Autre perdant magnifique — de mauvaise foi: Christophe Darbellay. Le patron du PDC a vu son initiative contre la pénalisation du mariage battu sur le fil. Il s’en réjouirait presque: «Grâce à notre initiative le problème a été reconnu.» Et tant pis si c’est grâce à l’obstination du PDC à vouloir mélanger les pommes et les poires, à inscrire dans le texte une définition restrictive du mariage, que l’échec a été consommé.

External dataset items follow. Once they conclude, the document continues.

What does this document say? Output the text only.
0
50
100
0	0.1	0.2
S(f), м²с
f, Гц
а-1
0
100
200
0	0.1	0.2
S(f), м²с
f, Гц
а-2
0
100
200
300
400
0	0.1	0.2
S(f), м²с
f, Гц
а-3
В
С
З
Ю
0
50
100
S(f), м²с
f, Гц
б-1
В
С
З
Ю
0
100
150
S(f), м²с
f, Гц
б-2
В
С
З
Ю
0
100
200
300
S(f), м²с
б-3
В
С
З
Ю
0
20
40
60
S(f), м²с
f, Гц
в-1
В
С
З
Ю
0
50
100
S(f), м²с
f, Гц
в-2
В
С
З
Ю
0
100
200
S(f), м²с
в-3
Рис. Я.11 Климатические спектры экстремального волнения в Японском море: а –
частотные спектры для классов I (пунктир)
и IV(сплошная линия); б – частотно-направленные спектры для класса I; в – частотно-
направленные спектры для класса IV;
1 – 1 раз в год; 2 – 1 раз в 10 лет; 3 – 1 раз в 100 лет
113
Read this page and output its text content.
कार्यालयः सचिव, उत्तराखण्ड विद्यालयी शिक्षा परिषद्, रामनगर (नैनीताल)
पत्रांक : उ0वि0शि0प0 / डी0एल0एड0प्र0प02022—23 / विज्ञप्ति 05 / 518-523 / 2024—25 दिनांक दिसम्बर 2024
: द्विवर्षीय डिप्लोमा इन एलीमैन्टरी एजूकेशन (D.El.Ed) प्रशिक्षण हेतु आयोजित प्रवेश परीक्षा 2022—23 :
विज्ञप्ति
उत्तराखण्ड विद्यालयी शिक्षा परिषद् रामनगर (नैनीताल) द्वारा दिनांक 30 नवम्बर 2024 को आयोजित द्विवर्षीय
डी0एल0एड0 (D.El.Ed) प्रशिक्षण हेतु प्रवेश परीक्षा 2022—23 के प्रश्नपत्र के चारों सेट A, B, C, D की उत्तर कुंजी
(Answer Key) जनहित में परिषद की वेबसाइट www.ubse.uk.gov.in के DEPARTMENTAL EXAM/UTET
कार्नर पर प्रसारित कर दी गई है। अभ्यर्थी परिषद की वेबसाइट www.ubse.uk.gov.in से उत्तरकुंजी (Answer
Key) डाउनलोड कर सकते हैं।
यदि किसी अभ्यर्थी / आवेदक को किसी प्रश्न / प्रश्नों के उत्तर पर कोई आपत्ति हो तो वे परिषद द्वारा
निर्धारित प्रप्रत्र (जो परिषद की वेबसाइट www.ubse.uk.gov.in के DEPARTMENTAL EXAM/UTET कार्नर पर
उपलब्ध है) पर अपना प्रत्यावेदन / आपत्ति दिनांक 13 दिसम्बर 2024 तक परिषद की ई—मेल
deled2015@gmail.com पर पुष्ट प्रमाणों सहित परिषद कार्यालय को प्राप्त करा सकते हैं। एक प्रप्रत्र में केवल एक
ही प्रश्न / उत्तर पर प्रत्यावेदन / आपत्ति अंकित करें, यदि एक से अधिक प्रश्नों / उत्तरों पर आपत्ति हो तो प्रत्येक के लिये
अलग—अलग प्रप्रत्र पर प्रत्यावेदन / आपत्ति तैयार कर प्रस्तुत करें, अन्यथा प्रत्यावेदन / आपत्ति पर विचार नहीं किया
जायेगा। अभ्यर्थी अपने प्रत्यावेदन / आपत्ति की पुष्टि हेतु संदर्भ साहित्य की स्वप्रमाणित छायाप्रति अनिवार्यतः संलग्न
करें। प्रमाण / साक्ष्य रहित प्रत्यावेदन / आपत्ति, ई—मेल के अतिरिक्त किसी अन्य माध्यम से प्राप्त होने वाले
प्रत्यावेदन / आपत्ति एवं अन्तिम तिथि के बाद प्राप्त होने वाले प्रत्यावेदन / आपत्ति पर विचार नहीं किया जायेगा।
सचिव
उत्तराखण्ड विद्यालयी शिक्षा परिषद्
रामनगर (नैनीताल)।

Et que nous dit le comité du «Non au deuxième tube du Gothard» après que le tube en question ait été plébiscité par un peuple de linottes motorisées? Que le peuple en question «reste attaché à l’objectif de limitations du transit alpin à 650 000 par an». Autant suggérer que les votants se sont prononcés pour un tunnel, oui, mais un tunnel où ne passerait aucun véhicule. Les gens ont de ces lubies.

Enfin, dans le camp de la Jeunesse socialiste qui a lancé l’initiative contre la spéculation sur les denrées alimentaires, balayée à près de 60%, c’était quasi l’euphorie. «Un tel score pour une initiative de gauche avec un contenu idéaliste, est un bon résultat». Un résultat qui montre, n’est-il pas, que «les Suisses sont préoccupés par cette question». Certes, mais pas au point de vouloir y répondre.

La satisfaction de chacun fait d’autant plaisir à voir qu’une conséquence heureuse semble déjà découler de ce scrutin mémorable: les lanceurs d’initiatives un peu obsessionnels — le PDC, mais surtout évidemment, l‘UDC, annoncent désormais vouloir mettre la pédale douce.

Blocher himself l’affirme: «On doit faire attention à ne pas lancer une initiative pour chaque chose qui ne nous convient pas.» Si c’est lui qui le dit. Darbellay de son côté, dans un violent accès de lucidité, croit savoir que «les gens sont fatigués de toutes ces initiatives». Ce qui s’appelle nous arracher les mots de la bouche.